Abstract
Introduction
Muscular architecture of the heart is three dimensionally complex and contractility parameters vary widely. Cardiac magnetic resonance (CMR) feature tracking is a largely available and facile method to assess myocardial strain at different layers of the myocardium.
Purpose
Assessing and compare the myocardial longitudinal (GLS) and circumferential strain (GCS) at three distinct layers of the myocardium in patients with heart failure (HF).
Methods
59 patients with a clinical diagnosis of HF who were post-hoc subdivided according to the measured EF and echo assessment of diastolic impairment into 3 groups, following ESC guidelines, were included: (1) patients with HF with preserved ejection fraction (HFpEF) where EF >50% and diastolic dysfunction (E/e' ratio) is present and plasma levels of natriuretic peptides are elevated, (2) patients with HF with mid-range ejection fraction (HFmrEF), where EF = 40–49% and similar additional criterias are present, (3) patients with HF with reduced ejection fraction (HFrEF) where EF <40%. Exclusion criteria: valvulopathy, arrhythmias, insufficient acquisition and artefacts.
Results
Strain values are the highest in the Endo− and progressively lower in the Myo− and Epi− layers with a gradient present in all groups but decreasing in HFmEF and further in HFrEF. GLS decrease with the severity of the disease in all 3 layers Normal > HFpEF > HFmrEF > HFrEF (Endo−: −23.0±3.5 vs −20.0±3.3 vs −16.4±2.2 vs −11.0±3.2, p<0.001, Myo−: −20.7±2.4 vs −17.5.0±2.6 vs −14.5±2.1 vs −9.6±2.7, p<0.001, Epi−: −15.7±1.9 vs −12.2±2.1 vs −10.6±2.3 vs −7.7±2.3, p<0.001) (Figure A), GCS is not different between the Normal and HFpEF (Endo−: −34.5±6.2 vs −33.9±5.7, p=0.51; Myo−: −21.9±3.8 vs −21.3±2.2, p=0.39; Epi−: −11.4±2.0 vs −10.9±2.3, p=0.54) but markedly lower in systolic HF groups Normal > HFmrEF > HFrEF (Endo−: −34.5±6.2 vs −20.0±4.2 vs −12.3±4.2, p<0.001; Myo−: −21.9±3.8 vs −13.0±3.4 vs −8.0±2.7, p<0.001; Epi−: −11.4±2.0 vs −7.9±2.3 vs −4.5±1.9) (Figure B).

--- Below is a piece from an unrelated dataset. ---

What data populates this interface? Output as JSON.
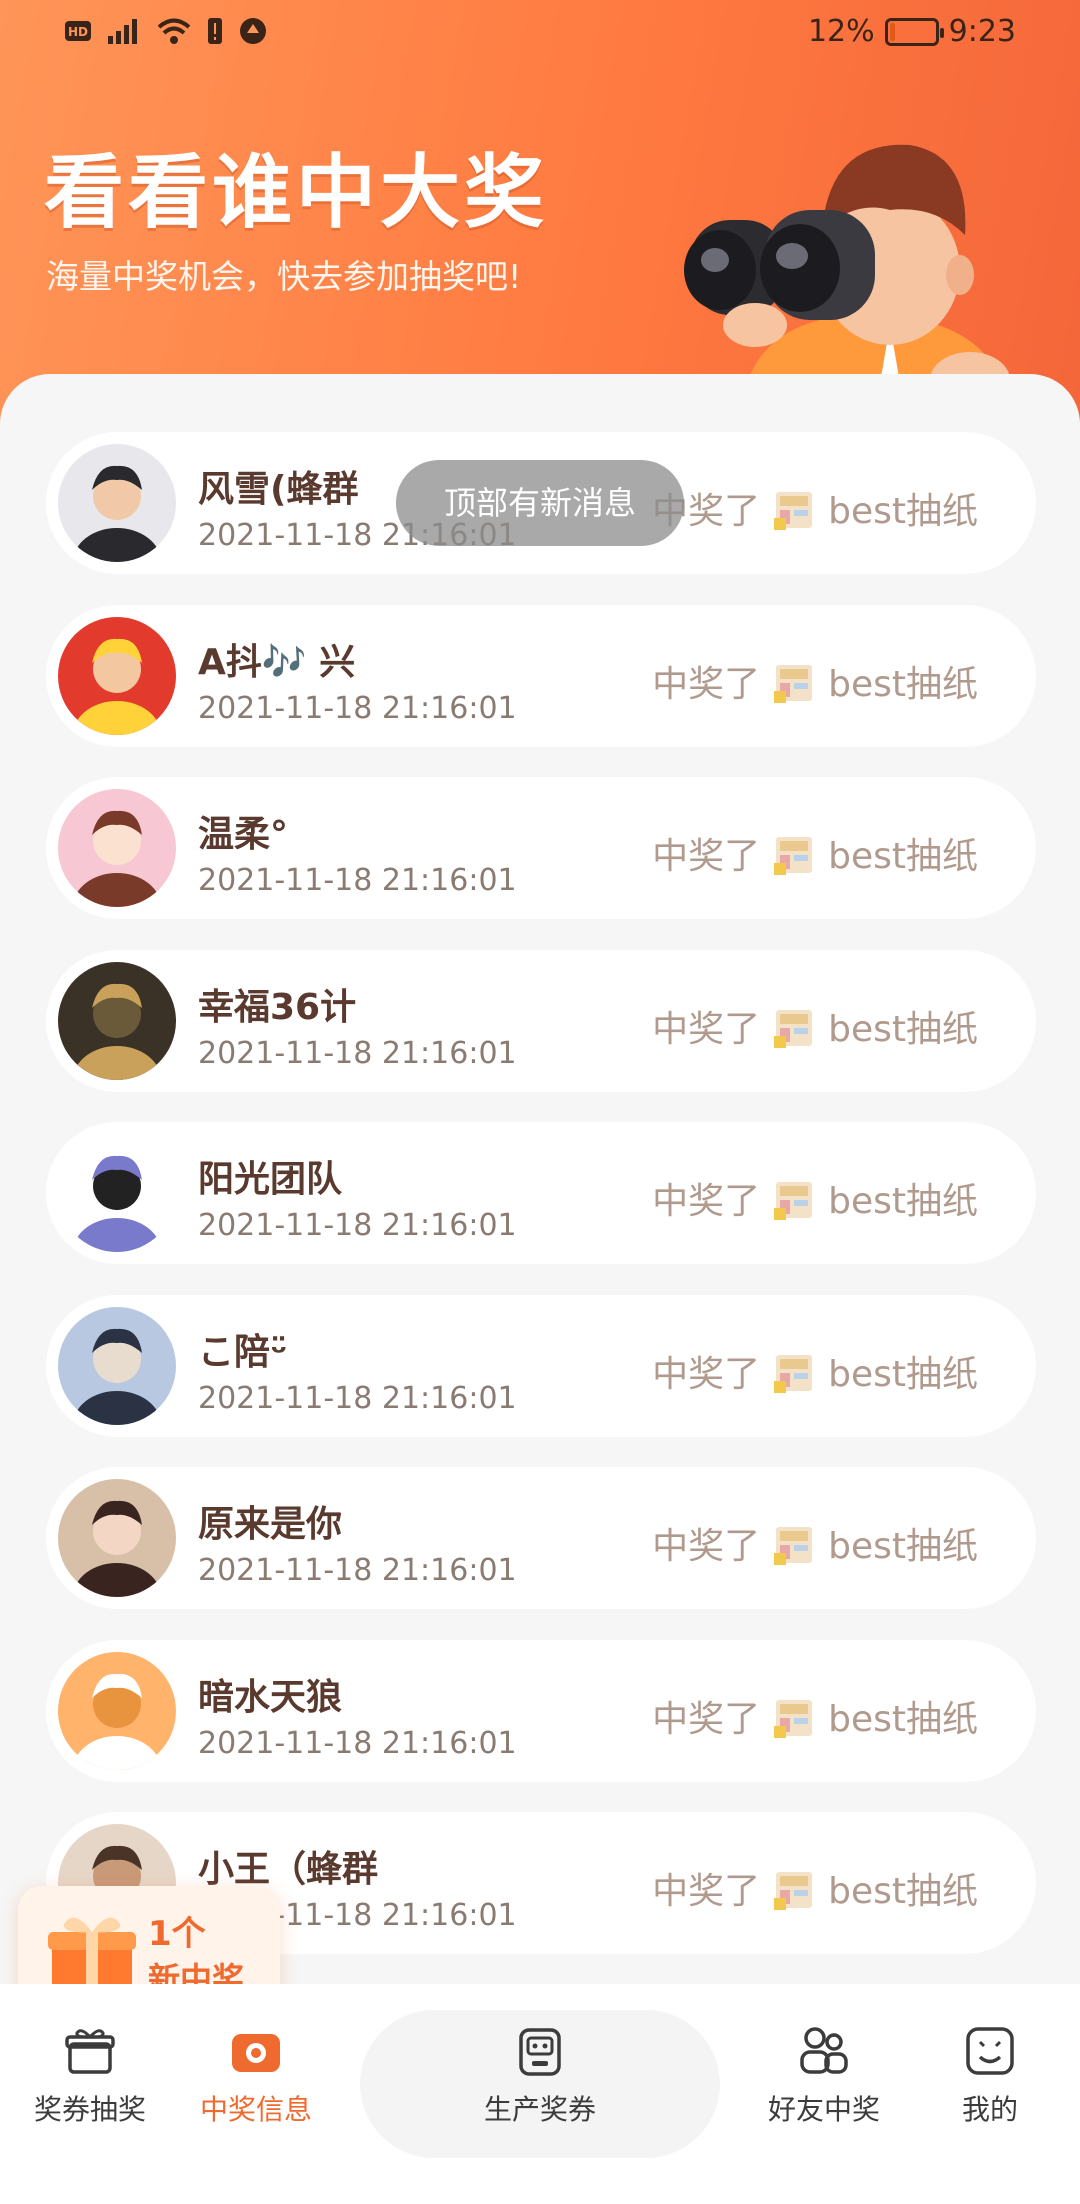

ROC analysis renders Endo− GCS (AUC=0.89) and respectively Endo− GLS (AUC=0.74) as optimal to detect contractile impairment in HF with Youden's thresholds of −20.2 for Endo− GLS and, respectively, −28.1 for Endo− GCS. Endo− GCS is not different between control and HFpEF and GLS impairment is present only inconstantly in HFpEF.
Conclusions
Feature tracking CMR successfully assess layer-specific myocardial strain and emerges as a powerful tool in functional stratification of patients with HF. Strain amplitude varies consistently throughout the myocardium and its quantification warrants careful standardization. Sub-endocardial strain values of strain are comparatively the highest and show most predictive power to detect contractile impairment. Underlying systolic impairment is present only in a subgroup of patients with HFpEF and only GLS and not the GCS is for this purpose a useful diagnostic tool.